Storage Media - Identifying and Redacting Sensitive Information

Q. How can I identify and redact sensitive information?

Born-digital materials can includes various forms of sensitive information (e.g. credit card numbers, account information).  Information professionals must take measures to ensure that information that is known to be sensitive is not disclosed to the wrong individuals.
 

Take action

Consider:

  • Personal data
  • Sensitive data
  • Confidential data
  • Informed consent
  • Anonymity
  • Copyright

Explore Tools

  • BitCurator Environment. http://wiki.bitcurator.net

    The BitCurator environment provides a variety of tools that can be used to identify, extract and redact sensitive information (including Bulk Extractor an iredact.py listed below.

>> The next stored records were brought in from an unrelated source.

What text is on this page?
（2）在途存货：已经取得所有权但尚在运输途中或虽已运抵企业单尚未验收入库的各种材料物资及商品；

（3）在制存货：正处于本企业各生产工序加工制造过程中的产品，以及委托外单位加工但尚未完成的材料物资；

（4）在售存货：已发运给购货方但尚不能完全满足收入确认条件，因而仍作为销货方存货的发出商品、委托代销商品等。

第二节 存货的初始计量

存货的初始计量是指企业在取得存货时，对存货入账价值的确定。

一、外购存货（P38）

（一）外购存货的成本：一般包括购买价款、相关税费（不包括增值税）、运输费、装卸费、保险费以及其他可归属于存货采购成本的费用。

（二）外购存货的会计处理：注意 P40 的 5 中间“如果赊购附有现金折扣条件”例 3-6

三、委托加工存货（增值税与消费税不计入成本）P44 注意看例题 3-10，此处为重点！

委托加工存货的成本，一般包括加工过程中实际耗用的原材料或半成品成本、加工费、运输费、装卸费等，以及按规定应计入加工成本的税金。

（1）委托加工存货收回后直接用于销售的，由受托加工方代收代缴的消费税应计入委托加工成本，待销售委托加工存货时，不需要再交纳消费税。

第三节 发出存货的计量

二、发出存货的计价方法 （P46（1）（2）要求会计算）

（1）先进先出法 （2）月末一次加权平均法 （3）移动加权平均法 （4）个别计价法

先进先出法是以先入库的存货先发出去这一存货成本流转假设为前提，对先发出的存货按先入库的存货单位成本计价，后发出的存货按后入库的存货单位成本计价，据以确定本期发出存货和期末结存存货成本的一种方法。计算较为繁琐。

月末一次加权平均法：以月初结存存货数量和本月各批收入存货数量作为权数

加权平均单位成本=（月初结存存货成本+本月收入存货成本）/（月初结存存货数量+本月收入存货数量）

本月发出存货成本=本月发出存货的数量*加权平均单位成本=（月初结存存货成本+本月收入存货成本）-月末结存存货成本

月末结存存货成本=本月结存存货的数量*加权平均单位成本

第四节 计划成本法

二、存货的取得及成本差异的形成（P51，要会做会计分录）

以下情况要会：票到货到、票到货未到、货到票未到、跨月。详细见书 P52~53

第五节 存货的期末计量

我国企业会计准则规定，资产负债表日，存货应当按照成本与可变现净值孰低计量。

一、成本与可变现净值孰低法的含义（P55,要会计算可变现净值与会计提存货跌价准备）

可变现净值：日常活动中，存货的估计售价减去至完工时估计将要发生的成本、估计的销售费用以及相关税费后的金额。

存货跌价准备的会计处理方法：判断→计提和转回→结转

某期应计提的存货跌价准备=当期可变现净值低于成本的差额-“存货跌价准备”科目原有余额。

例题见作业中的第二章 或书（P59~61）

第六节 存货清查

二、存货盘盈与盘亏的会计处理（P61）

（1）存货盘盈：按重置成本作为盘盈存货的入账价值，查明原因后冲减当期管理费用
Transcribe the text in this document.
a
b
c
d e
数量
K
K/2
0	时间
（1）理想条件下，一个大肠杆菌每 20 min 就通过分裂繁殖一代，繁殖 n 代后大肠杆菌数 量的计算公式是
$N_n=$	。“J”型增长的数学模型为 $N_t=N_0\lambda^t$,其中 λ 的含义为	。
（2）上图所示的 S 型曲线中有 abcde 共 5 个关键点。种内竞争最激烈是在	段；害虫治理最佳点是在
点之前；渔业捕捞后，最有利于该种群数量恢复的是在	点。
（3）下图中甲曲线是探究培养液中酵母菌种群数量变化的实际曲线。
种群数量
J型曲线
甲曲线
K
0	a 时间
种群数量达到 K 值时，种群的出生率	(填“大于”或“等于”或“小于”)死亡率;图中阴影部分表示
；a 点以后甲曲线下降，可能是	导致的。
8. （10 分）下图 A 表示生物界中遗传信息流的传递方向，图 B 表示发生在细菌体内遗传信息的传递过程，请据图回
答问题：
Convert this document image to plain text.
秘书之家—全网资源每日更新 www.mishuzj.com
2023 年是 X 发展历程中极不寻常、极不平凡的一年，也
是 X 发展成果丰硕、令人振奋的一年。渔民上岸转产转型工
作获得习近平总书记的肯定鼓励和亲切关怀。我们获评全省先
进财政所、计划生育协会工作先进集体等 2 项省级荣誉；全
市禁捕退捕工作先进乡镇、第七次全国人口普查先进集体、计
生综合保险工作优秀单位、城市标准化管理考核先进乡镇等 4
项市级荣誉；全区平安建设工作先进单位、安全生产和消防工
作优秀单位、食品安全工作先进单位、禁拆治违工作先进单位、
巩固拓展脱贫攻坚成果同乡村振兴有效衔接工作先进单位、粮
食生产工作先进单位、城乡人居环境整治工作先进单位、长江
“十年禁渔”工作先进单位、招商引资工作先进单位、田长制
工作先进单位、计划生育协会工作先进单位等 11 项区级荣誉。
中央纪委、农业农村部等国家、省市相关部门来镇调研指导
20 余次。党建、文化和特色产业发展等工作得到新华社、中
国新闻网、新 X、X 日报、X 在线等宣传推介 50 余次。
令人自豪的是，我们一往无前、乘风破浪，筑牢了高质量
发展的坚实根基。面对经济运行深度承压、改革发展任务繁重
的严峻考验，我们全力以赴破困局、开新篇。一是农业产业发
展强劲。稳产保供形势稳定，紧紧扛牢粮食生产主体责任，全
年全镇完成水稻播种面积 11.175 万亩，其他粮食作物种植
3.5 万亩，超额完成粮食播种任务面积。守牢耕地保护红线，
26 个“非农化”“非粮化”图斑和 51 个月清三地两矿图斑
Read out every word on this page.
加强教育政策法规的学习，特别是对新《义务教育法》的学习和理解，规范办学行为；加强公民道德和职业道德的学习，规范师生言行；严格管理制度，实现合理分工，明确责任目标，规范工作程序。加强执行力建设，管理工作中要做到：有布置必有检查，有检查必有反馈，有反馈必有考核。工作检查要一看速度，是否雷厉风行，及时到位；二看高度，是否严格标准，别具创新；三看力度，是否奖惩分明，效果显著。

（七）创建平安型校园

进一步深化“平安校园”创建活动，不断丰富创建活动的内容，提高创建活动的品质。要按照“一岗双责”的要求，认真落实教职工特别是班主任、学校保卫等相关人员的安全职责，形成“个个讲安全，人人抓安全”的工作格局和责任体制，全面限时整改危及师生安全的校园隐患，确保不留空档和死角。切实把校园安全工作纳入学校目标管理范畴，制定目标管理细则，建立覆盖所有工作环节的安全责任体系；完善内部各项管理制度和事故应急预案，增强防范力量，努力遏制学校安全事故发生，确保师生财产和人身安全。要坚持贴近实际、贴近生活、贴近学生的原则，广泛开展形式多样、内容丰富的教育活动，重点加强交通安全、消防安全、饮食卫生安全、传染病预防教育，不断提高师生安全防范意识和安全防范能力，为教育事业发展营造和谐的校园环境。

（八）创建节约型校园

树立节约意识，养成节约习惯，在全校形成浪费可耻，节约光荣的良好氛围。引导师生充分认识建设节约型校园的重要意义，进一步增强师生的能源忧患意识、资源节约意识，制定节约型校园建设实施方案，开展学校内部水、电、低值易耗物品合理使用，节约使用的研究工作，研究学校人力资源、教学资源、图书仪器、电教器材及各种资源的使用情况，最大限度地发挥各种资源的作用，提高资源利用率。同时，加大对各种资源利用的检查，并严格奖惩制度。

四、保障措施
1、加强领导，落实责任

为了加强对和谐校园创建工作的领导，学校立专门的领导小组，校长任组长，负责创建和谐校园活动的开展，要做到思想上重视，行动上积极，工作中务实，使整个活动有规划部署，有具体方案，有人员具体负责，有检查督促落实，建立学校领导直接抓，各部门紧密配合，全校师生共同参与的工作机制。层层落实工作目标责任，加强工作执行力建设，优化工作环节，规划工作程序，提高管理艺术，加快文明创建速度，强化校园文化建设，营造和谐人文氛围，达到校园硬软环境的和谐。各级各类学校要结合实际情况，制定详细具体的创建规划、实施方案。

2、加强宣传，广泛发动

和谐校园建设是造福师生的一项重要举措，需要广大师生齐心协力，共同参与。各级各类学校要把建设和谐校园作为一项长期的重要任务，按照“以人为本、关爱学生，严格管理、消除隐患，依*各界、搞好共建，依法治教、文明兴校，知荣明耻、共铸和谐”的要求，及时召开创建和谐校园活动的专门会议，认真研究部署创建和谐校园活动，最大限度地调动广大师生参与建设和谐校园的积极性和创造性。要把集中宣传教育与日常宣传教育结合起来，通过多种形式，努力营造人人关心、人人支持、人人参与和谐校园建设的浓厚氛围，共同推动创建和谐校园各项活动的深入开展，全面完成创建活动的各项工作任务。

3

  • Bulk Extractor. Simson Garinfinkel. http://www.forensicswiki.org/wiki/Bulk_extractor

    Bulk Extractor "scans a disk image, a file, or a directory of files and extracts useful information without parsing the file system or file system structures. The results are stored in feature files that can be easily inspected, parsed, or processed with automated tools. bulk_extractor also created a histograms of features that it finds, as features that are more common tend to be more important. bulk_extractor is distinguished from other forensic tools by its speed and thoroughness. Because it ignores file system structure, bulk_extractor can process different parts of the disk in parallel."  It "automatically detects, decompresses, and recursively re-processes compressed data that is compressed with a variety of algorithms."  Because it ignores the filesystem on a drive, Bulk Extractor "can be used to process any digital media. We have used the program to process hard drives, SSDs, optical media, camera cards, cell phones, network packet dumps, and other kinds of digital information."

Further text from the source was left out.